しかし、およそ、離婚する夫婦の「合意」ほど困難なものはない。審議会は、離婚の現状をどうやって調査したのだろう。すでに存在している財産を分与したり、明らかに悪い原因を作った相手に請求する慰謝料ですら、着地点を見つけるためにどれほどモメるかご存知ないのだろうか。では、分割割合を裁判で決めることができるかといえば、裁判では請求できないと(意見書は)言う。さて、困った。そんなことで法改正されるのであれば、絵に描いた餅ではないか。
今の時代、離婚は年々増加しているが、その増加を支えているのは結婚20年以上の熟年層だ。1985年頃から急激に増加しているのである。年金受給権分割が施行されることによってさらに熟年離婚が増加するのは確実だろう。
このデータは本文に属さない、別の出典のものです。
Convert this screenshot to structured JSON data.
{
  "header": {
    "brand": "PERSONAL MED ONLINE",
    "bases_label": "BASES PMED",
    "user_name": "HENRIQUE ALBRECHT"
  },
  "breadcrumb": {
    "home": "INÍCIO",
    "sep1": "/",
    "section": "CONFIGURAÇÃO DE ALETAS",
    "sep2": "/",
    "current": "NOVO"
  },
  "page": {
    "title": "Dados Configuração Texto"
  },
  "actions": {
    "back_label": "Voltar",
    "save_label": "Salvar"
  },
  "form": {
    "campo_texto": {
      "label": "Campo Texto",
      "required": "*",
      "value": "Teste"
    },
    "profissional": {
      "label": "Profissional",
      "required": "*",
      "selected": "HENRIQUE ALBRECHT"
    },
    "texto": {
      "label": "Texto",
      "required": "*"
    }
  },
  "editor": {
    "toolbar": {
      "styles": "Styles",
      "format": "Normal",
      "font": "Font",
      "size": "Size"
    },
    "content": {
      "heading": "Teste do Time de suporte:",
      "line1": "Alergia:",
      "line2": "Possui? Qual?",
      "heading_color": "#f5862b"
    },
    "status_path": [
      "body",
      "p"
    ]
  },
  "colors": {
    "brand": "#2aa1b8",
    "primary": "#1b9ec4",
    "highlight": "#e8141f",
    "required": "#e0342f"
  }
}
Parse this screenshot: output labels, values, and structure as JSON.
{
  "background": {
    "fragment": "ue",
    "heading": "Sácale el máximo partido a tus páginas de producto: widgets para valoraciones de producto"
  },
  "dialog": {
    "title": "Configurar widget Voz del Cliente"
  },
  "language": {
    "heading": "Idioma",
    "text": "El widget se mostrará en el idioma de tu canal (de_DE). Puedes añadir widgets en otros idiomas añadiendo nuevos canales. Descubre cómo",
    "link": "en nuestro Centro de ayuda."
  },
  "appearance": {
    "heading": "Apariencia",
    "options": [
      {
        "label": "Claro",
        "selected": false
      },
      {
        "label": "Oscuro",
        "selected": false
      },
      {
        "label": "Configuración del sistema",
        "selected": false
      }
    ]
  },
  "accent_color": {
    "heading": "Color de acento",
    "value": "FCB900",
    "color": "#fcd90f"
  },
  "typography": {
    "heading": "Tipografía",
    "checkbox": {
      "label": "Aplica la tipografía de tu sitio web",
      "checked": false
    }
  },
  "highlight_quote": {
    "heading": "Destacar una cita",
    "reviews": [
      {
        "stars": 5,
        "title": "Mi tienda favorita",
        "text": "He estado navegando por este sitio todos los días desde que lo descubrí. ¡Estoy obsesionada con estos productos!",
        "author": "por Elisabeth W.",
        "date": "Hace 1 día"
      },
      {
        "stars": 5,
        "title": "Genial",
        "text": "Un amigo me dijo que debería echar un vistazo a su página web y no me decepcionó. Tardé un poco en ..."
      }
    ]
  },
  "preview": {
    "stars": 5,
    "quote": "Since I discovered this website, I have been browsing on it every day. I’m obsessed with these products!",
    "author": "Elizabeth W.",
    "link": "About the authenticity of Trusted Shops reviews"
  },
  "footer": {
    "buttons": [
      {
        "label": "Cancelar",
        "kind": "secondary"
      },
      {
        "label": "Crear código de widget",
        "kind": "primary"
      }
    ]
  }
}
離婚相談を行っている私が言うのも妙だが、熟年離婚なんて、妻たちが夢見るほど素敵なものではない。あらゆる離婚相談に対して勧めることも止めることもしていないが、熟年離婚にかぎっては、一度だけは止めてさしあげている。年金分割でもやはり止める。すべての財産は分ければ減るのである。人生の成果物を得る熟年の時期になにもわざわざ減らさなくてもいいだろう。老後の経済苦はみじめだ。
熟年離婚は経済苦である。困窮した妻が生活保護に頼らざるを得ない場合も多い。したがって生活保護予算は上昇する。ところが年金分割を導入することによって、熟年離婚に伴う生活保護部分は必要なくなる。妻も、憎い夫から年金を取ってやったと満足できるのだろう。なんだかキナ臭い。これでは、生活保護のかわりに年金分割というかたちで、国に代わって別れた夫個人が別れた妻の老後の責を負うことになる。まるで、貧乏をシェアしろと言われているようだ。
夫たちには気づいてほしい。妻が、あなたの年金の一部をぶん取って別れるために情報を集め画策していることに。
「ねぇ池内さん、私はずうっと我慢だけしてきたのよ。年金改正を待つ間に何かいいプランはないかしら?」
ある。今からでも遅くはない、夫婦をやり直すというプランだ。34年間、夫婦関係をよくするでもなく、夫を教育し直すでもなく、見切りをつけるでもなく、ただ我慢だけしかしてこなかった五八歳の女性が1人で生きていくには、日本はあまりに厳しすぎる国だ。将来、痛む足を引きずって福祉窓口へ日参するよりも、今、少しの笑顔を夫に向けるほうが楽だよと、あなたの妻に教えてあげてほしい。施行予定までまだ3年もある。今ならまだ間に合う。年金分割施行だけを楽しみに待つ、おろかな妻を諭してほしい。